Crosswalks between survey instruments have been used in patient-reported outcomes research, largely to convert scores of patient-reported instruments that measure symptoms, such as activity scales to utility measures, such as the EQ-5DTM [23]. We used the equipercentile equating method, an advanced statistical method, to derive an equivalent LEAS score for a UCLA score and vice versa, for patients having TKA and THA. Although there is no gold standard for developing the crosswalk between two instruments, some other methods currently exist, including regression-based linear equating and item-response theory (IRT) Rasch analysis-based equating methods [5]. Although the Rasch-based equating method is widely available and offers a flexible and powerful framework for score linking, it is based on strong assumptions that often are not a good approximation of the reality of testing instruments [13]. The Rasch or any IRT method assumes that the probability that a responder will answer a question correctly does not depend on whether the question is placed at the beginning, in the middle, or at the end of the test. It also does not apply to instruments with hierarchic scale structure. The regression-based linear equating method, however, produces results that depend heavily on the group of patients or test-takers [13]. This method is straightforward to implement but it greatly depends on the groups used for the equating process. The means and standard deviations for each group directly influence the equating equation, and the transformation cannot be applied to other groups. For instance, the linear equating in a strong responder group can differ noticeably from the linear equating in a weaker responder group.

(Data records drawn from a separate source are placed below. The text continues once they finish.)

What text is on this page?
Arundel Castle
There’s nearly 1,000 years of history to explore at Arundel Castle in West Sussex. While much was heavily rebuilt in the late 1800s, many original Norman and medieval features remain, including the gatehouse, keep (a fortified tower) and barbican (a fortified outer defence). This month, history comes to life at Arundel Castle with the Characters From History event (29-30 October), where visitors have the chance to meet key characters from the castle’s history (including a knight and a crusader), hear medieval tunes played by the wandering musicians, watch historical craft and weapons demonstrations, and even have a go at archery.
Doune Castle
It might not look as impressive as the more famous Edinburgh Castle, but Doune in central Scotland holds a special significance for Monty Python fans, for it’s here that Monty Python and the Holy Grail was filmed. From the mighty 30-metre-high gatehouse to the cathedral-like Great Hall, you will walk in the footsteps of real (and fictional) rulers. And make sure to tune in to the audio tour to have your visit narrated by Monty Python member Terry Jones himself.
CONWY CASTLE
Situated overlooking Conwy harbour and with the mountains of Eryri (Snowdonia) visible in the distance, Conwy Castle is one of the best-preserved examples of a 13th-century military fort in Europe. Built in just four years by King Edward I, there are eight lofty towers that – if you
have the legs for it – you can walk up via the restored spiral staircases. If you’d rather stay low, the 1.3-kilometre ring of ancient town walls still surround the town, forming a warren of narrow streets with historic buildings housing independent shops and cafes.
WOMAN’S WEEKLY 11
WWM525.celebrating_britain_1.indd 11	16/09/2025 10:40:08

Because the crosswalk involved equating 18 LEAS activity states to 10 UCLA activity states, two crosswalks were necessary to properly convert scores between the scales. Therefore, up to three states on the LEAS scores were matched to one on the UCLA score in the conversion from LEAS to UCLA scores; whereas in the conversion from UCLA scores to LEAS scores, one state on the UCLA score was equated to only one state on the LEAS score. These conversions equated the UCLA score for a particular state to the highest score of the equivalent states of the LEAS score for the least-active states, and to the lowest or middle score for higher levels of activity (Table 1). These equating algorithms potentially might bias the LEAS scores derived from the UCLA scores upward or downward depending on the disability status of the study population. However, the consistency in crosswalk values that were derived from the baseline data, which include patients who were debilitated going into surgery, and the 2-year data, which include patients who have recovered and with higher functional ability, suggest that these biases are less likely to occur. Therefore, while the crosswalk conversion can be applied to scores at the individual level, comparisons of the converted and actual scores are most accurate at the group level. Finally, the similarity in the crosswalks between the two scales for patients having TKAs and THAs suggest that deriving one crosswalk for lower-extremity procedures is possible, especially since the UCLA and LEAS scores are not procedure- or joint-specific.

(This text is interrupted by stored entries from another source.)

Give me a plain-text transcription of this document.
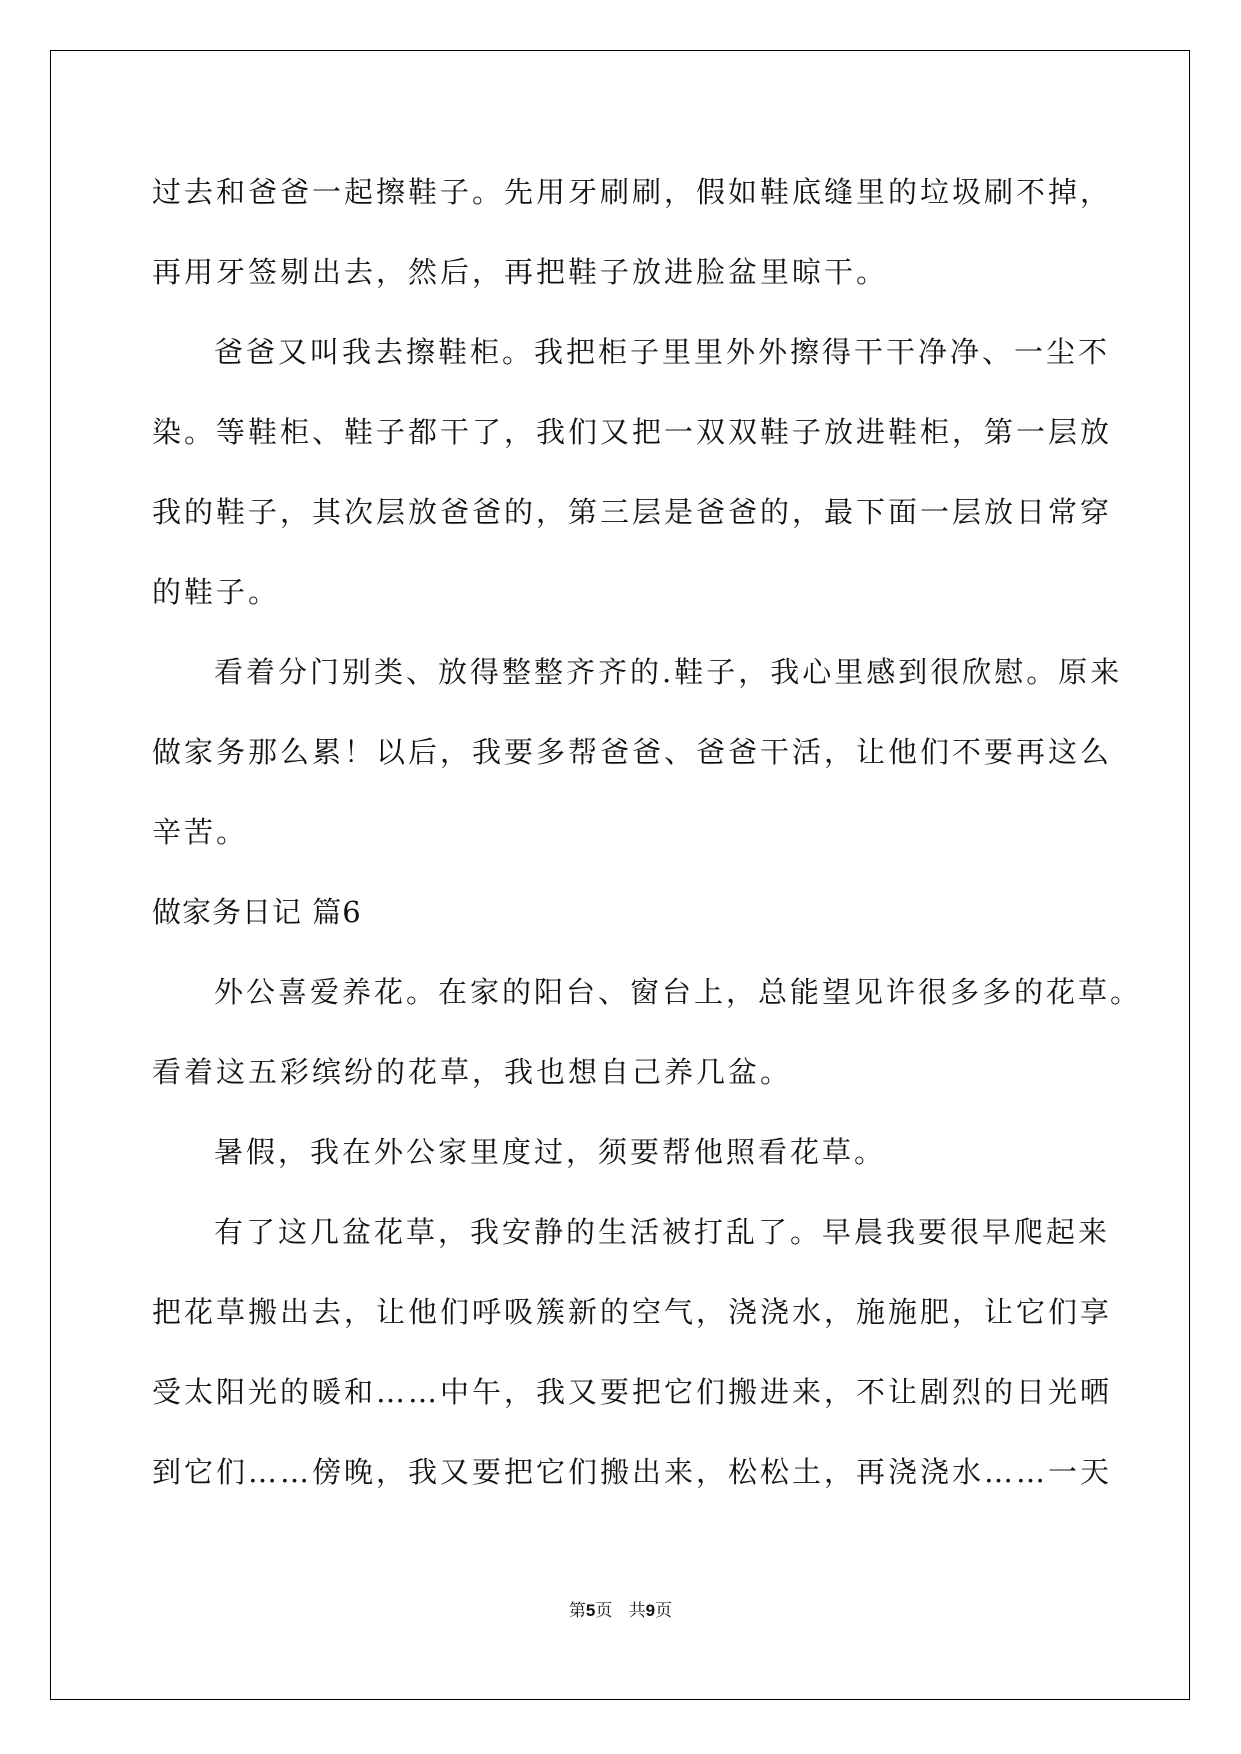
过去和爸爸一起擦鞋子。先用牙刷刷，假如鞋底缝里的垃圾刷不掉，

再用牙签剔出去，然后，再把鞋子放进脸盆里晾干。

爸爸又叫我去擦鞋柜。我把柜子里里外外擦得干干净净、一尘不

染。等鞋柜、鞋子都干了，我们又把一双双鞋子放进鞋柜，第一层放

我的鞋子，其次层放爸爸的，第三层是爸爸的，最下面一层放日常穿

的鞋子。

看着分门别类、放得整整齐齐的.鞋子，我心里感到很欣慰。原来

做家务那么累！以后，我要多帮爸爸、爸爸干活，让他们不要再这么

辛苦。

做家务日记 篇6

外公喜爱养花。在家的阳台、窗台上，总能望见许很多多的花草。

看着这五彩缤纷的花草，我也想自己养几盆。

暑假，我在外公家里度过，须要帮他照看花草。

有了这几盆花草，我安静的生活被打乱了。早晨我要很早爬起来

把花草搬出去，让他们呼吸簇新的空气，浇浇水，施施肥，让它们享

受太阳光的暖和……中午，我又要把它们搬进来，不让剧烈的日光晒

到它们……傍晚，我又要把它们搬出来，松松土，再浇浇水……一天

第5页   共9页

We derived and validated a crosswalk between the UCLA and the LEAS scores, the two most psychometrically robust activity scales in arthroplasty research, for patients having THAs and TKAs. The crosswalk should be helpful in comparing findings from different studies, especially when conducting meta-analyses, and when pooling data from multiple sources such as registries. In addition, given the nonjoint-specific nature of the two lower extremity activity scales, reproducing the crosswalk for other lower extremity conditions or surgical procedures may extend its utility to studies assessing activity in patients with these conditions or procedures.